算法第四版 —— 二叉查找树

一棵二叉查找树(BST)是一棵二又树,其中每个结点都含有一个 Comparable 的键(以及相关联的值)且每个结点的键都大于其左子树中的任意结点的键而小于右子树的任意结点的键。

二叉查找树
二叉查找树

Java

public class BST<Key extends Comparable<Key>, Value> {

    private Node root;             // root of BST

    private class Node {
        private Key key;           // sorted by key
        private Value val;         // associated data
        private Node left, right;  // left and right subtrees
        private int size;          // number of nodes in subtree

        public Node(Key key, Value val, int size) {
            this.key = key;
            this.val = val;
            this.size = size;
        }
    }

    /**
     * Initializes an empty symbol table.
     */
    public BST() {
    }

    /**
     * Returns the number of key-value pairs in this symbol table.
     * @return the number of key-value pairs in this symbol table
     */
    public int size() {
        return size(root);
    }

    // return number of key-value pairs in BST rooted at x
    private int size(Node x) {
        if (x == null) return 0;
        else return x.size;
    }
}

查找结点流程:如果树是空的,则查找未命中;如果查找的键和根结点的键相等,查找命中;否则递归地在子树中查找。

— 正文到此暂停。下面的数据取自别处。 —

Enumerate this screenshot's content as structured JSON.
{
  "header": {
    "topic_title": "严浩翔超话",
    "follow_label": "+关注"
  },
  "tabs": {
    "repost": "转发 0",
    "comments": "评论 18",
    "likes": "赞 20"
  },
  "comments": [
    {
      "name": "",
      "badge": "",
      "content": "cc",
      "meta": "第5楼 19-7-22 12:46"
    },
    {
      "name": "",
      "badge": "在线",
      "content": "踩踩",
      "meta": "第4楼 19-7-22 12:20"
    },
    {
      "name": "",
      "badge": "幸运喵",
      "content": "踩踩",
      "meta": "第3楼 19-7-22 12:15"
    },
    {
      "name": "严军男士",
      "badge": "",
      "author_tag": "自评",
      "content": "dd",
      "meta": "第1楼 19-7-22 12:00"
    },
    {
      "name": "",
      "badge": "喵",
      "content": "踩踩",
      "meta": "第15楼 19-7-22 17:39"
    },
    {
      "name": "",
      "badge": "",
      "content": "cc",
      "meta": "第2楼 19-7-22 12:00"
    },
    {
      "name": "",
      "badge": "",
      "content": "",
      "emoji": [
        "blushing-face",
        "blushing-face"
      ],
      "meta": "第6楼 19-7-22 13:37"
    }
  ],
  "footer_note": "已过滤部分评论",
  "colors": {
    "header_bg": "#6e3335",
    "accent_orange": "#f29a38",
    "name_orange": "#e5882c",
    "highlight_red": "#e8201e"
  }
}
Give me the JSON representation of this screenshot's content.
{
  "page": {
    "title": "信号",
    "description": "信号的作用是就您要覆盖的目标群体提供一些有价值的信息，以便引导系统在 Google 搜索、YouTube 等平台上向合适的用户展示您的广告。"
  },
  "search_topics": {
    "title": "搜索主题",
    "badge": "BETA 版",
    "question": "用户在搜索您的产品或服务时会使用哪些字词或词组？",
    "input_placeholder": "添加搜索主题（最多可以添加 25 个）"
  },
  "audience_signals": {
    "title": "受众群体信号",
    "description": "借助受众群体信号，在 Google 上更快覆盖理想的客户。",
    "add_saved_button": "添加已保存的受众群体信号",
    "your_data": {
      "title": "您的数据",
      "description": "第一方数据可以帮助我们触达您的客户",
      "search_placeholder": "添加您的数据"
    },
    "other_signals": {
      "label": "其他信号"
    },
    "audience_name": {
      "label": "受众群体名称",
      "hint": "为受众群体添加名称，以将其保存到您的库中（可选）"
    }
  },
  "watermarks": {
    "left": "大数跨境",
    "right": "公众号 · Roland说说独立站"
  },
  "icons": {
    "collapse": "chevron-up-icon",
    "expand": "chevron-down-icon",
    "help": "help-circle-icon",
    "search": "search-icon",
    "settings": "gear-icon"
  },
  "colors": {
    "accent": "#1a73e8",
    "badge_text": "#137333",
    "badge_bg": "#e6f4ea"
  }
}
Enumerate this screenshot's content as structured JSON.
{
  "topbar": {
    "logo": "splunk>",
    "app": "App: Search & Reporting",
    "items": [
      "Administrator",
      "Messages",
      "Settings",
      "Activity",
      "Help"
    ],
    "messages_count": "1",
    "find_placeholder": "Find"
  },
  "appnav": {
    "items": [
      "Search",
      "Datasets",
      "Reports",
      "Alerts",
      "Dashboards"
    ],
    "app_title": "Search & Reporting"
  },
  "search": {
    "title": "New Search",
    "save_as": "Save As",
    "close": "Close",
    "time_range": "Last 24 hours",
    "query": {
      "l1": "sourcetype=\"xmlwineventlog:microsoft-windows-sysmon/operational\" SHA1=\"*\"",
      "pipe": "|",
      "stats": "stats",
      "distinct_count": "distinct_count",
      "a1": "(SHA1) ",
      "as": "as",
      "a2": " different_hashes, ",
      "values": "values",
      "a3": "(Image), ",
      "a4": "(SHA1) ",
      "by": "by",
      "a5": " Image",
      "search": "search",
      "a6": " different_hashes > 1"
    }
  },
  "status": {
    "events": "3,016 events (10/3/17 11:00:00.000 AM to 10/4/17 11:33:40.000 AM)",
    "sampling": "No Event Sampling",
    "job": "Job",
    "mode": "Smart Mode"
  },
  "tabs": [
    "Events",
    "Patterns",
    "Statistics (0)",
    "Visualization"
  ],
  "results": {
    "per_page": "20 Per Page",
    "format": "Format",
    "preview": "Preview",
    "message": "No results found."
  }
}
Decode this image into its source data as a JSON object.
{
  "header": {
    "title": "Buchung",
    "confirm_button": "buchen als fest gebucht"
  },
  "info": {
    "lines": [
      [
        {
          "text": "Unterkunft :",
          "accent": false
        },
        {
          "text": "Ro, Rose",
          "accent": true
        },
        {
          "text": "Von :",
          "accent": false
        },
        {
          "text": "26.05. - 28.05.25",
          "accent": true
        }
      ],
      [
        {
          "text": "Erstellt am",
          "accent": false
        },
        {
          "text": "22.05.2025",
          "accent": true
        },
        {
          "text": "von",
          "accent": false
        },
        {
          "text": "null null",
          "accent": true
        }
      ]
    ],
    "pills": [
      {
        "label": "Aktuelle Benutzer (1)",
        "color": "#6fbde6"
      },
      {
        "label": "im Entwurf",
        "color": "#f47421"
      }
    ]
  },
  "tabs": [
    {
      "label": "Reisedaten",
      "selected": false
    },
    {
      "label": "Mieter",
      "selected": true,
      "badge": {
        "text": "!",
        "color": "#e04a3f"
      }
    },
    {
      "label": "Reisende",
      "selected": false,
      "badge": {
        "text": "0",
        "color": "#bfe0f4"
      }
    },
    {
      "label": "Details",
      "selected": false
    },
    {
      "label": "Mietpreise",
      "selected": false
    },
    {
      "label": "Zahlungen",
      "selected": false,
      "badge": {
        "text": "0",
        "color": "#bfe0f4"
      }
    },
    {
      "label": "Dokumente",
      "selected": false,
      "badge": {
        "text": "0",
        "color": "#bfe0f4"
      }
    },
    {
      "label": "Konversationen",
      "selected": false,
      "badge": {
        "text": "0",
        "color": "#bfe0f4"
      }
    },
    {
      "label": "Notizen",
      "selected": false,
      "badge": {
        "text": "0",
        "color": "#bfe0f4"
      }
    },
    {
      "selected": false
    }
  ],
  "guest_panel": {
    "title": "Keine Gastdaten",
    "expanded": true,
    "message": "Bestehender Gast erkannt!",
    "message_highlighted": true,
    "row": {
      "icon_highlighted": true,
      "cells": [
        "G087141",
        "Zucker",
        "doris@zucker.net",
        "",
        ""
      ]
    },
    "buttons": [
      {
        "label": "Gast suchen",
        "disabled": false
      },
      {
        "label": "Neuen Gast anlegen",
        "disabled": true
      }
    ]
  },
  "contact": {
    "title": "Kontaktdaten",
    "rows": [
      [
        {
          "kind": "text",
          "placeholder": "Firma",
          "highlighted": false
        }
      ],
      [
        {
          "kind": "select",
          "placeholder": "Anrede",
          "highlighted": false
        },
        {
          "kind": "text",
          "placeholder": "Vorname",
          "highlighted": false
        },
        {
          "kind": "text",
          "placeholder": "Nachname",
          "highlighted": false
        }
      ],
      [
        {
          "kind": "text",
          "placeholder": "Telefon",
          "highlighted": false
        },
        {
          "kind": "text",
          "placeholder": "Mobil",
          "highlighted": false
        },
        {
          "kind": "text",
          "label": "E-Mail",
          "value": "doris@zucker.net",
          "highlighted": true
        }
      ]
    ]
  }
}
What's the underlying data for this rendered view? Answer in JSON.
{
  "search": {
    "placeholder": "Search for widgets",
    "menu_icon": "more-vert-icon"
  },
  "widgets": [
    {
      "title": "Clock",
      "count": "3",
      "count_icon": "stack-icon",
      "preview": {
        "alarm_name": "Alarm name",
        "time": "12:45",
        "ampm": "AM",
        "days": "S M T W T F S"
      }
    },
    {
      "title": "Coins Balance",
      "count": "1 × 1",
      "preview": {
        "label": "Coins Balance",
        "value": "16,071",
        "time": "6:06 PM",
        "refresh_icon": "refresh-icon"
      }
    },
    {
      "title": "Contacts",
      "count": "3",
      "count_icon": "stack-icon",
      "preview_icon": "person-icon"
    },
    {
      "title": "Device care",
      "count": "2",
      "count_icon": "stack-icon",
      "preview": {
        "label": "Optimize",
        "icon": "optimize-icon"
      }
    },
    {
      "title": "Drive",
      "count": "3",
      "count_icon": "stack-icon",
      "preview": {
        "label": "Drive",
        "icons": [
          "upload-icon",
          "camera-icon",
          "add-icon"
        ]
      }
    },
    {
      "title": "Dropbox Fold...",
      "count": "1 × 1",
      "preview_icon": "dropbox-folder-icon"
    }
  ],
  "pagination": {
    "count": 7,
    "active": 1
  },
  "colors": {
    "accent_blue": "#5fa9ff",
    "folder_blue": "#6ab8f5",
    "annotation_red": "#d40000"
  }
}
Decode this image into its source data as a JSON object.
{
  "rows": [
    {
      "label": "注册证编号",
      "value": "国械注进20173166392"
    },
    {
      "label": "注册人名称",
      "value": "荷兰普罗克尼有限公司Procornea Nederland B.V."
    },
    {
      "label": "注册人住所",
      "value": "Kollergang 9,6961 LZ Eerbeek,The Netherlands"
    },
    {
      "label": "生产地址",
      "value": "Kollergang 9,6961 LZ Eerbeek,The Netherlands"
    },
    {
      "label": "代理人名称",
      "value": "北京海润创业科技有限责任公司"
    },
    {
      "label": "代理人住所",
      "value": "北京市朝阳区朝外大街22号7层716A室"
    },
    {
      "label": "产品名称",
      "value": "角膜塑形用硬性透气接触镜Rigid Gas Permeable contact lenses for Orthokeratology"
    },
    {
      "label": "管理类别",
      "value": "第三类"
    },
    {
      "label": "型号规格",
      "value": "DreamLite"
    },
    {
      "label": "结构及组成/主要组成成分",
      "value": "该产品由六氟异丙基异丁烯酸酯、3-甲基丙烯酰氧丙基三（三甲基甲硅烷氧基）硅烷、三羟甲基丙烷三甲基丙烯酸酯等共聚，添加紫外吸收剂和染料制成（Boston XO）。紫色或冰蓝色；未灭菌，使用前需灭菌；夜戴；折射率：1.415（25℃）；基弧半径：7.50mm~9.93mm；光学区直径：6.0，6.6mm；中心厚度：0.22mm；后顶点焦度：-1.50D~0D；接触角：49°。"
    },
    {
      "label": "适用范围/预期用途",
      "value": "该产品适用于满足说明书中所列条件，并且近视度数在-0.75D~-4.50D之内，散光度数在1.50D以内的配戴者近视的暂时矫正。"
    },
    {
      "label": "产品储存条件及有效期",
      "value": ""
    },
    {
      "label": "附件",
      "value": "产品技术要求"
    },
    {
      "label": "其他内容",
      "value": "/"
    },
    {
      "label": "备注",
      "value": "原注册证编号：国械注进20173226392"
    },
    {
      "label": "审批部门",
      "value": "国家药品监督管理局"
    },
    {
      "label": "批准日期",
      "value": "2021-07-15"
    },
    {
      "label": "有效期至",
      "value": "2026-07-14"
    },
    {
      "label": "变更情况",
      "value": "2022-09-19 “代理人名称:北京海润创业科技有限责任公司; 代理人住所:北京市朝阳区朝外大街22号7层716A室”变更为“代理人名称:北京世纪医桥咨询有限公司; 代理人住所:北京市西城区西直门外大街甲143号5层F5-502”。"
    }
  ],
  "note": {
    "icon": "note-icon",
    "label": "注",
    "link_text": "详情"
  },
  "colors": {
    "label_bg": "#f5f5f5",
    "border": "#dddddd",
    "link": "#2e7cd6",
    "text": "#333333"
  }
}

如果被查找的键较小就选择左子树,较大则选择右子树。

二叉查找树 —— 查找
二叉查找树 —— 查找

Java

public class BST<Key extends Comparable<Key>, Value> {

    /**
     * Returns the value associated with the given key.
     *
     * @param  key the key
     * @return the value associated with the given key if the key is in the symbol table
     *         and {@code null} if the key is not in the symbol table
     * @throws IllegalArgumentException if {@code key} is {@code null}
     */
    public Value get(Key key) {
        return get(root, key);
    }

    private Value get(Node x, Key key) {
        if (key == null)
            throw new IllegalArgumentException("calls get() with a null key");

        if (x == null) return null;

        int cmp = key.compareTo(x.key);
        if      (cmp < 0) return get(x.left, key);
        else if (cmp > 0) return get(x.right, key);
        else              return x.val;
    }
}

插入结点流程:如果树是空的,就返回一个含有该键值对的新结点;如果被查找的键小于根结点的键,就在左子树中插入该键,否则在右子树插入该键。

二叉查找树 —— 插入
二叉查找树 —— 插入

Java

public class BST<Key extends Comparable<Key>, Value> {

    /**
     * Inserts the specified key-value pair into the symbol table, overwriting the old
     * value with the new value if the symbol table already contains the specified key.
     * Deletes the specified key (and its associated value) from this symbol table
     * if the specified value is {@code null}.
     *
     * @param  key the key
     * @param  val the value
     * @throws IllegalArgumentException if {@code key} is {@code null}
     */
    public void put(Key key, Value val) {
        if (key == null) 
            throw new IllegalArgumentException("calls put() with a null key");

        if (val == null) {
            delete(key);
            return;
        }

        root = put(root, key, val);
        assert check();
    }

    private Node put(Node x, Key key, Value val) {
        if (x == null)
            return new Node(key, val, 1);

        int cmp = key.compareTo(x.key);
        if      (cmp < 0) x.left  = put(x.left,  key, val);
        else if (cmp > 0) x.right = put(x.right, key, val);
        else              x.val   = val;

        x.size = 1 + size(x.left) + size(x.right);
        return x;
    }
}
技巧

可以将递归调用的代码想象成沿着树向下走:它会将给定的键和每个结点的键相比较并根据结果向左或者向右移动到下一个结点。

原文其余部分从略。